Nevertheless, an even better solution can be found by looking at the structure of the three tracking schemes. Since DA-FL and DD-FL use the same estimation algorithm, both schemes can be implemented using the same resources and work for the four different frames (DA-FL for 802.11n, 802.16d, and DVB-T/H, and DD-FL for LTE). To accomplish that, only two memories with the number and position of the pilot or data subcarriers involved in the tracking are needed to switch between DA-FL and DD-FL. This solution also offers more possibilities to reuse the EMs available in the FPGA.

Table 4 summarizes the three possible multistandard solutions considering that the target device is a Virtex 4 xc4vlx60 which contains 66 EM. For each solution, it includes the percentage of EMs used in the FPGA, the resource utilization (RE) described as a percentage of the total time, and the range of signal losses in dB for a target BER = 10−4. In the case of resource utilization, the percentages are obtained from the ratio of the subcarriers that are being used to calculate the CFO estimates with respect to the total number of subcarriers available in each OFDM symbol.

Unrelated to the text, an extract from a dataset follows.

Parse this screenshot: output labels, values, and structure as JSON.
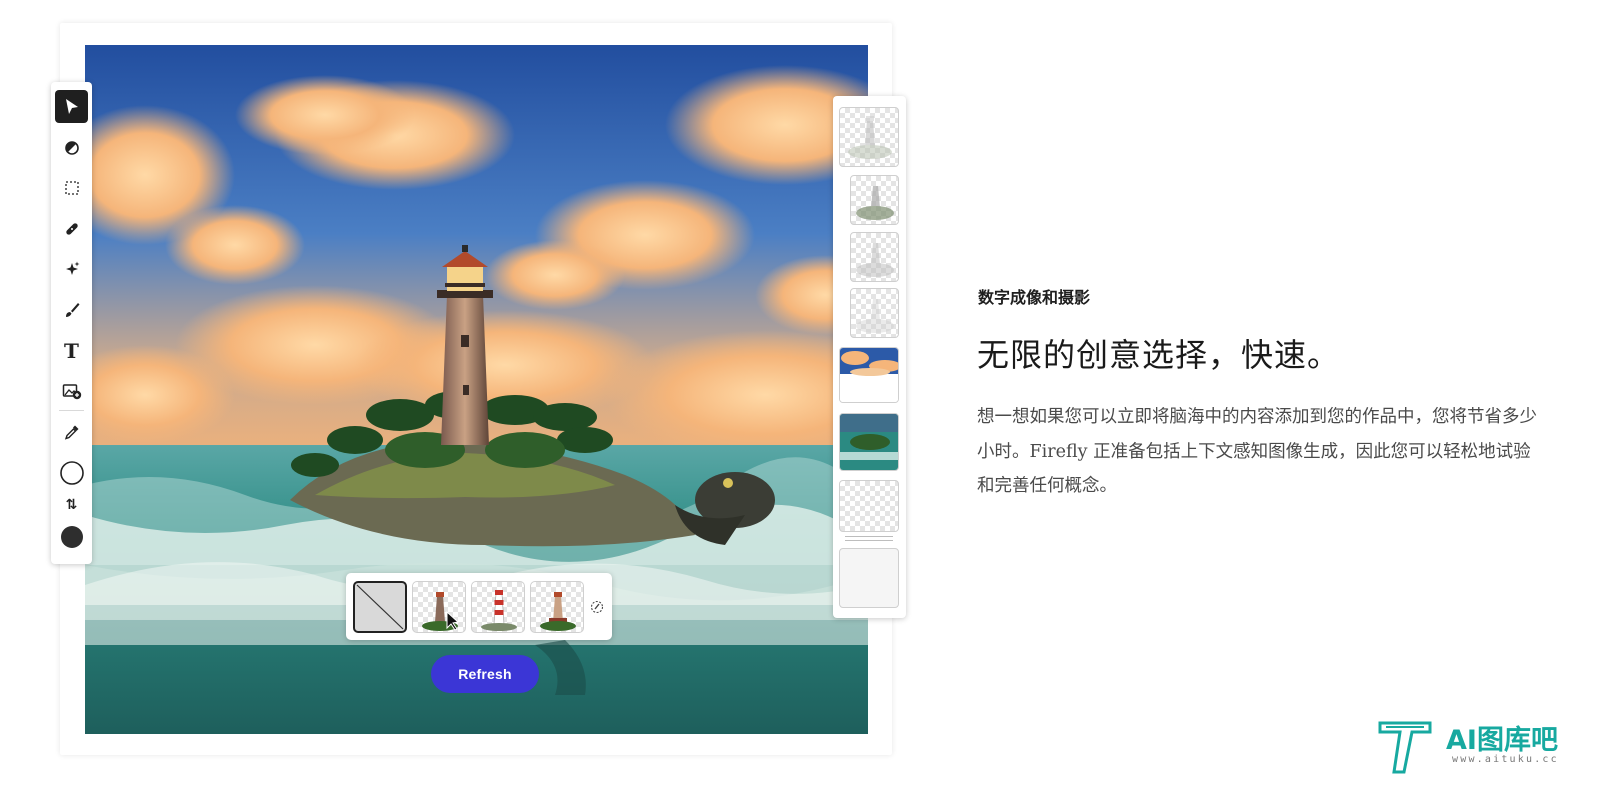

These percentages somehow describe the possibilities of further resource reuse. Some values in the table are given as ranges that include the results for the four standards being evaluated. For example, the DD-FL solution allows a 2% resource utilization for DVB-T/H, 3% for 802.16d, 10% for LTE, and 59% for 802.11n.

8. Conclusions

In this work, a comparison of different frequency synchronization schemes for four wireless communications standards (802.11n, 802.16d, LTE, and DVB-T/H) has been presented, aimed at a multistandard FPGA implementation. Focus is on the tracking stage, as acquisition is performed using the same algorithm for 802.11n, 802.16d, LTE, and DVB-T/H. In the case of 802.11n and 802.16d, only fractional CFO acquisition is performed over the preamble.

Despite the frame differences between the standards, three different methods to accomplish CFO tracking have been evaluated. DA-FL performs well for 802.11n, 802.16d, and DVB-H/T. However, DA-FL performance for LTE is unacceptable due to the fact that no pilot subcarriers are inserted at each OFDM symbol. DD-TFL is the scheme with best performance for the four standards but, after analyzing the computational requirements and the possibilities of resource reuse, DD-FL appears as a more balanced solution. Furthermore, a solution that combines DA-FL for 802.11n, 802.16d and DVB-T/H standards and DD-FL for LTE by including a small additional memory to switch between standards has been proposed, showing overall better performance than DD-TFL and requiring only half of its resources.


The work presented in this paper has been supported in part by the Spanish Ministry of Science and Innovation under projects no. TEC2006-13067-C03-03 and no. TEC2009-14219-C03-02 and by the European Commission under the FP7-ICT project MULTI-BASE (216541).